Sì, perché il mercato coperto è un luogo genuino e i coltivatori diretti sulla bilancia mettono anche la loro passione, dedizione e fatica nel raccogliere “i frutti”. Bilancia che però non penderà a favore del mero guadagno, bensì della consapevolezza di ciò che stai mettendo a tavola.

Perciò se ti capita di passare da Marco o da Paolo, ma anche da Giovanna o Luisa… mi raccomando non chiedere una cosa qualsiasi. Se non conosci le varietà di quella verdura, punta sulla qualità. Fatti consigliare la migliore!

E soprattutto prenditi: del tempo, un ventaglio (per far passare il rossore), un quadernino per prendere appunti. Perché poi i signori dietro di te vorranno copiarli.

In fondo la terra dei pomodori, è sempre la terra dei pomodori. O forse era dei cachi…!


For those who live in Rimini, the covered market is a point of reference. There are those who use it to provide information and those who use it to shop for zero-kilometer raw food.

I go there to capture moments of popular comedy, instead.

Actually, the first time I went in to buy some vegetables, I came across Marco, a farmer, and I realized I was doing something wrong.

«Hello, I’de like some tomatoes, please.»

«Good morning, which ones would you like? As you can see, I have many varieties.»

«I don’t know, one is as good as another.» I never said that…

«Oh no, lady, look closely please… do they all look the same?»

Yup! They all looked the same to me! But I was afraid that if I told you that, you’d make me red like them, so I nodded, as if to say: Nay.

Marco began to tell me the story of each of his tomatoes, from the type of cultivation, shape, taste, use and in the meantime a line of people had formed behind me, waiting for their turn.

“Lady, tell him what tomatoes do you want please!
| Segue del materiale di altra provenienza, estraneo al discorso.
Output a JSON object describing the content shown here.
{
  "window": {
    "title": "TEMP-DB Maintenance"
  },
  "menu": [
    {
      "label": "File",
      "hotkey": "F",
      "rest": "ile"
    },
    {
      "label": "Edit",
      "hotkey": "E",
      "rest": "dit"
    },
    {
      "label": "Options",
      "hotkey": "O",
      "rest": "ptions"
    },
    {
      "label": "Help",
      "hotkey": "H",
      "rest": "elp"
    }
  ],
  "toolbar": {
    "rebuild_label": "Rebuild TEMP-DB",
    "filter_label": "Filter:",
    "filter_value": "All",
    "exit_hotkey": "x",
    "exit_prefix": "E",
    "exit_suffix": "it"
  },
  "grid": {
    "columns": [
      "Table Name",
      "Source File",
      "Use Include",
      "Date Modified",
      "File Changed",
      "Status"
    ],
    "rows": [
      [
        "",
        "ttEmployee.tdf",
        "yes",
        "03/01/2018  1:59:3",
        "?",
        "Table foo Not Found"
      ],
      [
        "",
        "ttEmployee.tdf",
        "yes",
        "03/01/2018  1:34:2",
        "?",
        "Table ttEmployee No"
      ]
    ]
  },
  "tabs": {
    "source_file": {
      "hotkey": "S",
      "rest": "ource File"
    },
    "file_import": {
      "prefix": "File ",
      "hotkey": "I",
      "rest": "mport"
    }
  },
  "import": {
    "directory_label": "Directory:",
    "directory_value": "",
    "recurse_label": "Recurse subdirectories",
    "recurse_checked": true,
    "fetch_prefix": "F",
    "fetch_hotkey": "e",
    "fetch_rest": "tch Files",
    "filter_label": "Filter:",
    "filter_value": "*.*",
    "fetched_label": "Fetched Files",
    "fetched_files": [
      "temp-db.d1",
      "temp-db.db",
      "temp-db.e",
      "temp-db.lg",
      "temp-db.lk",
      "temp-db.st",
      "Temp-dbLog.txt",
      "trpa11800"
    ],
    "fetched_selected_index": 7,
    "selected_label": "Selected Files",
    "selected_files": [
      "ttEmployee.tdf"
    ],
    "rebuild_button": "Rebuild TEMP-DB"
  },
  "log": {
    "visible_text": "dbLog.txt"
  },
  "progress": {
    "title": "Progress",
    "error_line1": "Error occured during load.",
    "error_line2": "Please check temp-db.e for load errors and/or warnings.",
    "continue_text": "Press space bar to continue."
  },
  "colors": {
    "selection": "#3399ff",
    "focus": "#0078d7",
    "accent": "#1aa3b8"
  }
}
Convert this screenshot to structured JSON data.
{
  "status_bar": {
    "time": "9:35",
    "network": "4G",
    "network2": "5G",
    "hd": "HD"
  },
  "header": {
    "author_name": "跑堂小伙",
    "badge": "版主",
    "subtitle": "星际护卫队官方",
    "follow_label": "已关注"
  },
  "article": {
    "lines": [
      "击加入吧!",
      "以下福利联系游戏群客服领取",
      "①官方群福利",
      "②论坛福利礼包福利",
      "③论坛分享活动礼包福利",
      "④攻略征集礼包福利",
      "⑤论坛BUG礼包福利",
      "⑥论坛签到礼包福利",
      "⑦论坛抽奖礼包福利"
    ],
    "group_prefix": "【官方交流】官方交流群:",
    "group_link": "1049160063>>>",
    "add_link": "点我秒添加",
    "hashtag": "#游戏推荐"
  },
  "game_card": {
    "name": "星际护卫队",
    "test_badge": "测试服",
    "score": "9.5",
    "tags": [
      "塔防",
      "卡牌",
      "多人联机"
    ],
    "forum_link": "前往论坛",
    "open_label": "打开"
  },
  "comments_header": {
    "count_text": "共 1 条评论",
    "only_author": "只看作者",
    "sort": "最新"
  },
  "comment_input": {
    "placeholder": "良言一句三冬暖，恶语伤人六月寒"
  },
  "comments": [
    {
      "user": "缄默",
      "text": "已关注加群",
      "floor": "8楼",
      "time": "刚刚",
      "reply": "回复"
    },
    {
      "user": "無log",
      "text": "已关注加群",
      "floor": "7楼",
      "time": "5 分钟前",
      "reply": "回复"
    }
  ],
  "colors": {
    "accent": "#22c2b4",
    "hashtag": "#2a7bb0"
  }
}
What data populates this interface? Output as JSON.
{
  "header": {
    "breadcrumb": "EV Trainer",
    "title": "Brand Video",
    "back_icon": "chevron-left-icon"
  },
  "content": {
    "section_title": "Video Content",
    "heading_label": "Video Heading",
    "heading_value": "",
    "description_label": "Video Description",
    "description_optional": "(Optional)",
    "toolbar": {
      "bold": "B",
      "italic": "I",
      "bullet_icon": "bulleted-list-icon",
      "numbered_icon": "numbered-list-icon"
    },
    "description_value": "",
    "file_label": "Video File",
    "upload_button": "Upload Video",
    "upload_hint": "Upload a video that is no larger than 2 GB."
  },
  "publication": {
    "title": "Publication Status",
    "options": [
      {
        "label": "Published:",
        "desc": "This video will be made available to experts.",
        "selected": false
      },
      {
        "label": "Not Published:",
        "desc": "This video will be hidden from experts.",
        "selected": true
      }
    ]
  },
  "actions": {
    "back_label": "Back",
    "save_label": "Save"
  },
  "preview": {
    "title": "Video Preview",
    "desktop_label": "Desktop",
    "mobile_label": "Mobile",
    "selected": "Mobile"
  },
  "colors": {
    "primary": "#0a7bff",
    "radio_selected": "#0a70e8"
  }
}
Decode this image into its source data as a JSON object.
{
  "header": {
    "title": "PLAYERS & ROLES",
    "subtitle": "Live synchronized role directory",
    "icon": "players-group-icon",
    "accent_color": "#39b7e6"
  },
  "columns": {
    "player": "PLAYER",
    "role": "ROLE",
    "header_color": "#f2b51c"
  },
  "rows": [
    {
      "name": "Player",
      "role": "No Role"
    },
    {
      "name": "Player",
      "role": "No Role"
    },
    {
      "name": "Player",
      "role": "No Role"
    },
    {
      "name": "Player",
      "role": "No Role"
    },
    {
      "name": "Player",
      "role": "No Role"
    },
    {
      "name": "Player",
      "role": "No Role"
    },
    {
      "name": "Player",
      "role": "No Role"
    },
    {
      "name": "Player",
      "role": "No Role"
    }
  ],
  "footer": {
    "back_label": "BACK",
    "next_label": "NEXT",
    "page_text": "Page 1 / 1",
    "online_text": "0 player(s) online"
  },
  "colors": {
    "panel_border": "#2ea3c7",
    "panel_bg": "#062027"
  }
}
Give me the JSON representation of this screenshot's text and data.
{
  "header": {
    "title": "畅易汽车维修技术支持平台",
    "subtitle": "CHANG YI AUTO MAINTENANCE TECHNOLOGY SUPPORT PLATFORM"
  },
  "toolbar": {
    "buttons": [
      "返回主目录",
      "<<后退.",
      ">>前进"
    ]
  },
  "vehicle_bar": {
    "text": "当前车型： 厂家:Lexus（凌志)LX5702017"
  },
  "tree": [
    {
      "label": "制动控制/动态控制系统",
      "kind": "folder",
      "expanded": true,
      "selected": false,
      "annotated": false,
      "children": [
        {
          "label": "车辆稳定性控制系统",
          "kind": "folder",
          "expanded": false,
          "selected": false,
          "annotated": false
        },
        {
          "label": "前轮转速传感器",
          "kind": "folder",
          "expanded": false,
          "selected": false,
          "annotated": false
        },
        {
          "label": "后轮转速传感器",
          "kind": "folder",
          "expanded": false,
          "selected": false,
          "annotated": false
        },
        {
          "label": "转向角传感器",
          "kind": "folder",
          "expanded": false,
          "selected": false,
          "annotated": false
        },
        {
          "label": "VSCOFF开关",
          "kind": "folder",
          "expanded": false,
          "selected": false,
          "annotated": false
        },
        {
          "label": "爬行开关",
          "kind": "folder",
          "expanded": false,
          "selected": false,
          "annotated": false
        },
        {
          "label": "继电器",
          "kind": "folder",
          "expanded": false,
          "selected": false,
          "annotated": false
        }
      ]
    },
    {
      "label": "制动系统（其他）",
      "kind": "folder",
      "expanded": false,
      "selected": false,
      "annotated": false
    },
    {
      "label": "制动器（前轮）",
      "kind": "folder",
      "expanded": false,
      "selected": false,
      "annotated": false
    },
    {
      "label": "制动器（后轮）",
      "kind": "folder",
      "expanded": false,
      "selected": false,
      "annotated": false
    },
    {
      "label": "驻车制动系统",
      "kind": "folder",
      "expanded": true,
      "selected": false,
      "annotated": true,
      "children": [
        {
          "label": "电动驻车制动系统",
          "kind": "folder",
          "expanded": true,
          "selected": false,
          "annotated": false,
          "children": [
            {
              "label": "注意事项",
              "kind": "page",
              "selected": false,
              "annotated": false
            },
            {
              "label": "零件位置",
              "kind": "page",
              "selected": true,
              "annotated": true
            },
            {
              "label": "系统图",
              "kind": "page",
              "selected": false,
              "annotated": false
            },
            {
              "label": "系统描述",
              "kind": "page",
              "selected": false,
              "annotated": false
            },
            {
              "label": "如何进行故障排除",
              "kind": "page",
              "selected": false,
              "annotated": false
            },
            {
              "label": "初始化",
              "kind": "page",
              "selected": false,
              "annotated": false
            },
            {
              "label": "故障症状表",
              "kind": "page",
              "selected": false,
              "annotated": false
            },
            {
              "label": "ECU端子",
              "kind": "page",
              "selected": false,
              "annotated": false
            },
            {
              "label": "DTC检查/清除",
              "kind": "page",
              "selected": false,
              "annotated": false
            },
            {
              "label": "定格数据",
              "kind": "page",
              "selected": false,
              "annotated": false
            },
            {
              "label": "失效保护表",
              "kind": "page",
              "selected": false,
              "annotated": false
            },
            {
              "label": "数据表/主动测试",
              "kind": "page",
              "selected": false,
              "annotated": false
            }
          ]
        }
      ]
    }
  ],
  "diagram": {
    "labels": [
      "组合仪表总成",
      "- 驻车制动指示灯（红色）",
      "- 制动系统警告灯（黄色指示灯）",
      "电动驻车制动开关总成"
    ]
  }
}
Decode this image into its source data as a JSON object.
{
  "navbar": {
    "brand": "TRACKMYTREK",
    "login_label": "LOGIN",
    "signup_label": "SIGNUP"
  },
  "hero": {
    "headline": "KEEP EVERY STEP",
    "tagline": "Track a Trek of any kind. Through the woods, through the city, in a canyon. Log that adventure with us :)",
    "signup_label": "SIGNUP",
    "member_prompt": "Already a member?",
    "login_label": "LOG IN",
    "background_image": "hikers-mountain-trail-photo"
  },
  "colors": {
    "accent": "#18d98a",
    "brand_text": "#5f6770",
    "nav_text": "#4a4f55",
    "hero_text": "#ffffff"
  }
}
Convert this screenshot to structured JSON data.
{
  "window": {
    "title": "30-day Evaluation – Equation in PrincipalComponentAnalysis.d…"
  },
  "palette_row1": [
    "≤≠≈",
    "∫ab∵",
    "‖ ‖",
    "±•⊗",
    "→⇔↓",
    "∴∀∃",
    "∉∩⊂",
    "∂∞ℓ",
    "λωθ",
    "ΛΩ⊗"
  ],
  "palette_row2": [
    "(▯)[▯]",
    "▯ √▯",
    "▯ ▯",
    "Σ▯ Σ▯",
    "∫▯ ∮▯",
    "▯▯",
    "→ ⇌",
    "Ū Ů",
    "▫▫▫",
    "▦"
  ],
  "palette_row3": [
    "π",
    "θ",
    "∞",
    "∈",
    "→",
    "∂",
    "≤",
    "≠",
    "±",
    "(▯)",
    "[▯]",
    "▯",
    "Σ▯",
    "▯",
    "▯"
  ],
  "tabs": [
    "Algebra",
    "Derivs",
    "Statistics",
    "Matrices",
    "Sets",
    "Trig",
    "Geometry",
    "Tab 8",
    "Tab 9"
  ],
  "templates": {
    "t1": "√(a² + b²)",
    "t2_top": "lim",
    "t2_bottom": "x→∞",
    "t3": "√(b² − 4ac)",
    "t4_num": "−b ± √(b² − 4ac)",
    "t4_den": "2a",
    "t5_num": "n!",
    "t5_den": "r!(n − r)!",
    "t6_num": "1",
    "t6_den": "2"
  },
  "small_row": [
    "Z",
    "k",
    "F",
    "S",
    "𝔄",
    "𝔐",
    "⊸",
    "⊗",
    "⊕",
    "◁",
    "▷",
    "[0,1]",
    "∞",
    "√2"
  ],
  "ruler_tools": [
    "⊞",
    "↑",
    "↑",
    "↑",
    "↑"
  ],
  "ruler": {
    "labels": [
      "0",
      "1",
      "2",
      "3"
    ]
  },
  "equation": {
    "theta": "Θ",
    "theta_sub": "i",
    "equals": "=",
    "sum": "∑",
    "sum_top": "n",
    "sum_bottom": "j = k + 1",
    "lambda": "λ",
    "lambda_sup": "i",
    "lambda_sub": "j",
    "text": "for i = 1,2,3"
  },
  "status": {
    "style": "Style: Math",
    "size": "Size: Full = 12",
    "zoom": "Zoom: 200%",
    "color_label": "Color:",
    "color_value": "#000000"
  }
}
I’ve been waiting for half an hour.” Shouts a man from the bottom of the line.

«Ok ok! I think I’ll have… some salad. I’dd like this one here curly, green, very good. Maybe the tomatoes another time huh?!»

Yes, because the covered market is a genuine place and the direct farmers on the scales also put their passion, dedication and effort into reaping the “fruits”. A balance that, however, won’t lean in favor of mere gain, but of the awareness of what you are putting on the table.

So if you happen to pass by Marco or Paolo, but also by Giovanna or Luisa… I recommend not asking anything. If you are unfamiliar with the varieties of that vegetable, focus on quality. Get the best advice!

And, especially, take: some time, a fan (to let the redness pass), a notebook to take notes. Because then, the gentlemen behind you, will want to copy them.

After all, the land of tomatoes is always the land of tomatoes (a song by an Italian band called “Elio e le storie tese”). Or maybe it was some persimmons…!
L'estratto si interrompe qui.